A etapa seguinte da pesquisa foi a construção de uma ficha de identificação do recurso para que as informações colhidas sobre eles pudessem ser registradas conforme a sub-categoria, grau de complexidade do equipamento e características de funcionamento, média de custo e disponibilidade no mercado brasileiro.
Com a ficha de identificação finalizada, foi dado início à busca pelos recursos através de consultas a bibliotecas virtuais, sites de busca na Internet, sites especializados sobre reabilitação, sites de representantes comerciais dos equipamentos e publicações especializadas impressas. A busca foi realizada para a localização dos recursos de alta tecnologia assistiva disponíveis no mercado nacional, identificando e selecionando os recursos a serem utilizados no ambiente escolar, mais especificamente nas atividades dentro da sala de aula (não foram selecionados, portanto, os recursos de mobilidade, atividade de vida diária e esporte/lazer) por crianças com paralisia cerebral.

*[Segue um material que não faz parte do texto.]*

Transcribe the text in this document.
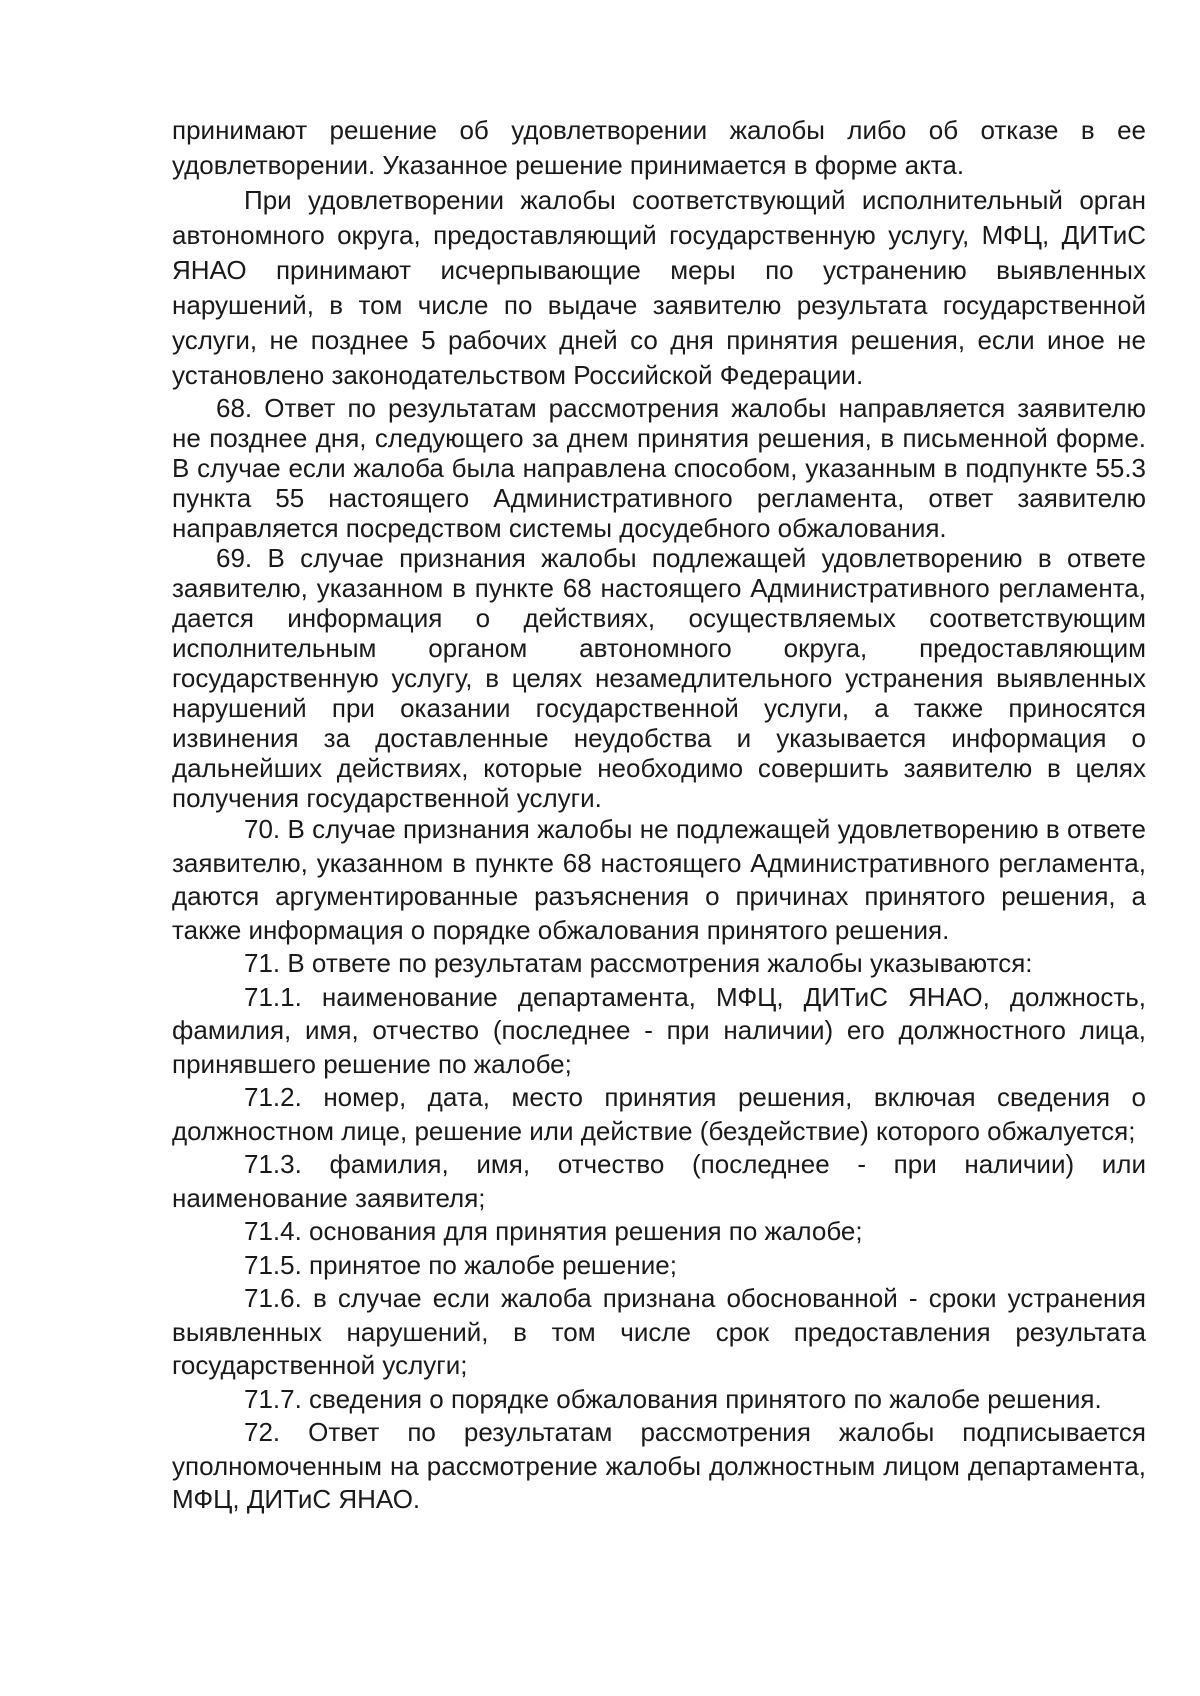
принимают решение об удовлетворении жалобы либо об отказе в ее удовлетворении. Указанное решение принимается в форме акта.

При удовлетворении жалобы соответствующий исполнительный орган автономного округа, предоставляющий государственную услугу, МФЦ, ДИТиС ЯНАО принимают исчерпывающие меры по устранению выявленных нарушений, в том числе по выдаче заявителю результата государственной услуги, не позднее 5 рабочих дней со дня принятия решения, если иное не установлено законодательством Российской Федерации.

68. Ответ по результатам рассмотрения жалобы направляется заявителю не позднее дня, следующего за днем принятия решения, в письменной форме. В случае если жалоба была направлена способом, указанным в подпункте 55.3 пункта 55 настоящего Административного регламента, ответ заявителю направляется посредством системы досудебного обжалования.

69. В случае признания жалобы подлежащей удовлетворению в ответе заявителю, указанном в пункте 68 настоящего Административного регламента, дается информация о действиях, осуществляемых соответствующим исполнительным органом автономного округа, предоставляющим государственную услугу, в целях незамедлительного устранения выявленных нарушений при оказании государственной услуги, а также приносятся извинения за доставленные неудобства и указывается информация о дальнейших действиях, которые необходимо совершить заявителю в целях получения государственной услуги.

70. В случае признания жалобы не подлежащей удовлетворению в ответе заявителю, указанном в пункте 68 настоящего Административного регламента, даются аргументированные разъяснения о причинах принятого решения, а также информация о порядке обжалования принятого решения.

71. В ответе по результатам рассмотрения жалобы указываются:

71.1. наименование департамента, МФЦ, ДИТиС ЯНАО, должность, фамилия, имя, отчество (последнее - при наличии) его должностного лица, принявшего решение по жалобе;

71.2. номер, дата, место принятия решения, включая сведения о должностном лице, решение или действие (бездействие) которого обжалуется;

71.3. фамилия, имя, отчество (последнее - при наличии) или наименование заявителя;

71.4. основания для принятия решения по жалобе;

71.5. принятое по жалобе решение;

71.6. в случае если жалоба признана обоснованной - сроки устранения выявленных нарушений, в том числе срок предоставления результата государственной услуги;

71.7. сведения о порядке обжалования принятого по жалобе решения.

72. Ответ по результатам рассмотрения жалобы подписывается уполномоченным на рассмотрение жалобы должностным лицом департамента, МФЦ, ДИТиС ЯНАО.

Foram buscados itens que pudessem ser classificados dentro da categoria Dispositivos e acessórios computacionais especiais (LAUAND, 2005).
À medida que os recursos foram sendo registrados, as informações colhidas foram depositadas em um banco de dados criado a partir de tabelas no software Microsoft Word®. Dada por encerrada a busca e a inserção de dados no banco em meados do mês de Abril/2007, deu-se início à fase de análise do material organizado, contabilizando o número dos recursos encontrados em cada subcategoria, os tipos, o nível de complexidade e o custo para obtenção.
Com o banco finalizado, pretende-se agora disponibilizar o arquivo já em formato PDF para sites de interesse do terapeuta ocupacional e de outros profissionais da reabilitação e da educação especial, como uma fonte de informações sobre os recursos.

Resultados
O banco de dados foi composto por cerca de 50 recursos localizados no mercado nacional. Foram cadastrados equipamentos em três categorias: recursos de entrada e saída de informações com as subcategorias teclados adaptados, mouse adaptado e acionadores; softwares especiais; e outros acessórios, sendo que o maior número de recursos foi encontrado para a primeira categoria, corroborando com o estudo de Lauand (2005).
De forma a tornar a discussão mais clara, a apresentação a seguir dos equipamentos encontrados e cadastrados estará divida conforme as categorias utilizadas.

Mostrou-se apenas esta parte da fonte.